Why Don't Scientists Kill The 'Demon In The Freezer'?
HughPickens.com writes: Smallpox was one of the most devastating diseases humanity has ever faced, killing more than 300 million people in the 20th century alone. But thanks to the most successful global vaccination campaign in history, the disease was completely eradicated by 1980. By surrounding the last places on earth where smallpox was still occurring -- small villages in Asia and Africa -- and inoculating everyone in a wide circle around them, D. A. Henderson and the World Health Organization were able to starve the virus of hosts. Smallpox is highly contagious, but it is not spread by insects or animals. When it is gone from the human population, it is gone for good. But Errol Moris writes in the NYT that Henderson didn't really eliminate smallpox. In a handful of laboratories around the world, there are still stocks of smallpox, tucked away in one freezer or another. In 2014 the CDC announced that vials containing the deadly virus had been discovered in a cardboard box in a refrigerator located on the National Institutes of Health (NIH) campus in Bethesda, Maryland. How can you say it's eliminated when it's still out there, somewhere? The demon in the freezer.
Some scientists say that these residual stocks of smallpox should not be destroyed because some ruthless super-criminal or rogue government might be working on a new smallpox, even more virulent than existing strains of the virus. We may need existing stocks to produce new vaccines to counteract the new viruses. Meanwhile, opponents of retention argue that there's neither need nor practical reason for keeping the virus around. In a letter to Science Magazine published in 1994, the Nobel laureate David Baltimore wrote, "I doubt that we so desperately need to study smallpox that it would be worth the risk inherent in the experimentation." It all comes down to the question of how best to protect ourselves against ourselves.
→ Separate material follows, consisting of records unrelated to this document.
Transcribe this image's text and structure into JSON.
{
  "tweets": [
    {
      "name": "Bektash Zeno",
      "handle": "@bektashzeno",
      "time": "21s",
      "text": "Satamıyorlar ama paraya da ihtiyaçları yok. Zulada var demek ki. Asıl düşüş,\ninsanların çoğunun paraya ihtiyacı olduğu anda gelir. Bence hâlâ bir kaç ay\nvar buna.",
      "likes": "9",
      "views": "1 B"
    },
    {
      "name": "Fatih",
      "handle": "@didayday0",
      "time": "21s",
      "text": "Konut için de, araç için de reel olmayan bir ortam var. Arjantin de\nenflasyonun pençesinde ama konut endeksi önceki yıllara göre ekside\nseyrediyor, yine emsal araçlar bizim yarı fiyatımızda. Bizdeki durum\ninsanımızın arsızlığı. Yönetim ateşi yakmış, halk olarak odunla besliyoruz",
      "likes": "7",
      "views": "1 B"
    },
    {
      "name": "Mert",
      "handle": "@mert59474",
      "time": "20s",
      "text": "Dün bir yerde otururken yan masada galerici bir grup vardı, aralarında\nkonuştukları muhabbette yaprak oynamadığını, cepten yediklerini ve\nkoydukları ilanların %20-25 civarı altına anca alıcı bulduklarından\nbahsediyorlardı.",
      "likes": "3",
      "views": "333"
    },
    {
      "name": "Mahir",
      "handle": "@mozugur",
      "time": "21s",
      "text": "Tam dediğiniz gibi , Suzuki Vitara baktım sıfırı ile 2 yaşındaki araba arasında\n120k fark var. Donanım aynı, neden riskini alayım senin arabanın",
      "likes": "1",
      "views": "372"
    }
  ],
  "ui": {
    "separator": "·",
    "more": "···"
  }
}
Is the greater threat to humanity our propensity for error and stupidity, or for dastardly ingenuity?
Some scientists say that these residual stocks of smallpox should not be destroyed because some ruthless super-criminal or rogue government might be working on a new smallpox, even more virulent than existing strains of the virus. We may need existing stocks to produce new vaccines to counteract the new viruses. Meanwhile, opponents of retention argue that there's neither need nor practical reason for keeping the virus around. In a letter to Science Magazine published in 1994, the Nobel laureate David Baltimore wrote, "I doubt that we so desperately need to study smallpox that it would be worth the risk inherent in the experimentation." It all comes down to the question of how best to protect ourselves against ourselves. Is the greater threat to humanity our propensity for error and stupidity, or for dastardly ingenuity?
It could be highly useful in future medical research, and the damage it could cause if it gets back into the wild would be minimal.
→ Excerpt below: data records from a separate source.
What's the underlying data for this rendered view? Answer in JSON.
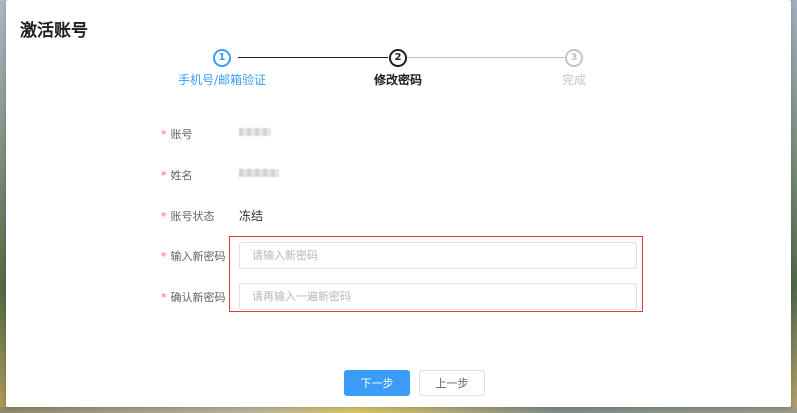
{
  "dialog": {
    "title": "激活账号"
  },
  "steps": [
    {
      "number": "1",
      "label": "手机号/邮箱验证",
      "state": "done"
    },
    {
      "number": "2",
      "label": "修改密码",
      "state": "active"
    },
    {
      "number": "3",
      "label": "完成",
      "state": "pending"
    }
  ],
  "colors": {
    "primary": "#3a9cf6",
    "active": "#1f1f1f",
    "pending": "#c0c4cc",
    "required": "#f56c6c",
    "highlight": "#e03a3a"
  },
  "form": {
    "required_mark": "*",
    "account": {
      "label": "账号"
    },
    "name": {
      "label": "姓名"
    },
    "status": {
      "label": "账号状态",
      "value": "冻结"
    },
    "new_password": {
      "label": "输入新密码",
      "placeholder": "请输入新密码"
    },
    "confirm_password": {
      "label": "确认新密码",
      "placeholder": "请再输入一遍新密码"
    }
  },
  "buttons": {
    "next": "下一步",
    "prev": "上一步"
  }
}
Some scientists say that these residual stocks of smallpox should not be destroyed because some ruthless super-criminal or rogue government might be working on a new smallpox, even more virulent than existing strains of the virus. We may need existing stocks to produce new vaccines to counteract the new viruses
This is the one I have to wonder about.
The vaccine for smallpox is not smallpox, It is vaccinia which is closely related to cowpox.
If someone releases smallpox and you need to vaccinate, then you still don't need to have any smallpox.
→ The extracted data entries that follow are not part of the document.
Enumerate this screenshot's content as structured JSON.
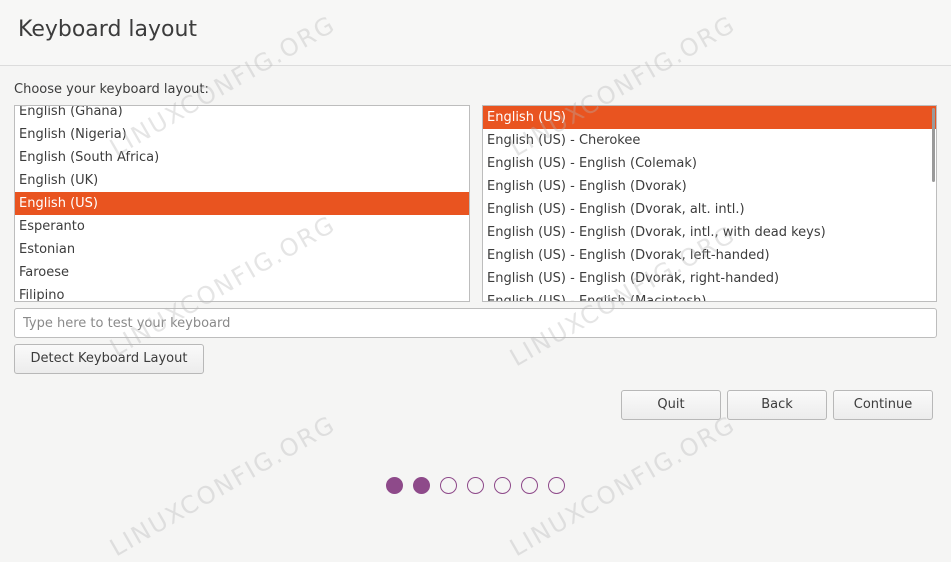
{
  "page": {
    "title": "Keyboard layout",
    "prompt": "Choose your keyboard layout:"
  },
  "layouts": {
    "items": [
      "English (Ghana)",
      "English (Nigeria)",
      "English (South Africa)",
      "English (UK)",
      "English (US)",
      "Esperanto",
      "Estonian",
      "Faroese",
      "Filipino"
    ],
    "selected": "English (US)"
  },
  "variants": {
    "items": [
      "English (US)",
      "English (US) - Cherokee",
      "English (US) - English (Colemak)",
      "English (US) - English (Dvorak)",
      "English (US) - English (Dvorak, alt. intl.)",
      "English (US) - English (Dvorak, intl., with dead keys)",
      "English (US) - English (Dvorak, left-handed)",
      "English (US) - English (Dvorak, right-handed)",
      "English (US) - English (Macintosh)"
    ],
    "selected": "English (US)"
  },
  "test_input": {
    "placeholder": "Type here to test your keyboard",
    "value": ""
  },
  "buttons": {
    "detect": "Detect Keyboard Layout",
    "quit": "Quit",
    "back": "Back",
    "continue": "Continue"
  },
  "progress": {
    "total_steps": 7,
    "current_step": 2
  },
  "watermark": "LINUXCONFIG.ORG",
  "colors": {
    "accent": "#e95420",
    "progress_dot": "#8e4a8a"
  }
}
If someone makes a new type of smallpox and releases it, then you want the new smallpox to develop a defense against and test and now you have it from the infected people.
And it seems unlikely that the old smallpox (deadly) would be used to make a vaccine against any new smallpox, but I admit the possibility.
Smallpox is a member of the poxviridae family. If you need a virus like smallpox to fool around with in your lab, there are 28 genera and 69 species of pox.
On the other hand, smallpox is not the only disease we have eradicated.
Rinderpest is the other. Rinderpest is closely related to measles and measles probably evolved from rinderpest.
Stocks of Rinderpest remain, but rinderpest vaccine is made from a rinderpest virus variant, so it makes sense that we would keep some of that for just in case.
Yeah, besides... How will destroying all known samples prevent the case of "cardboard box in a refrigerator" that we don't know about...
If that storage method was a surprise, the clearly efforts to burn all stored samples wouldn't have included that one..
Obviously, though we really should increase control, regulation and security around these things.
It'll take you years to get from a gene sequence back to a functional virus with which to build a research program to look into the 'new variant' or whatever concern made growing smallpox again worthwhile. And there'd still be some doubt about if you got it right since some virus particles grab important proteins from the host cell that aren't encoded in their own genome.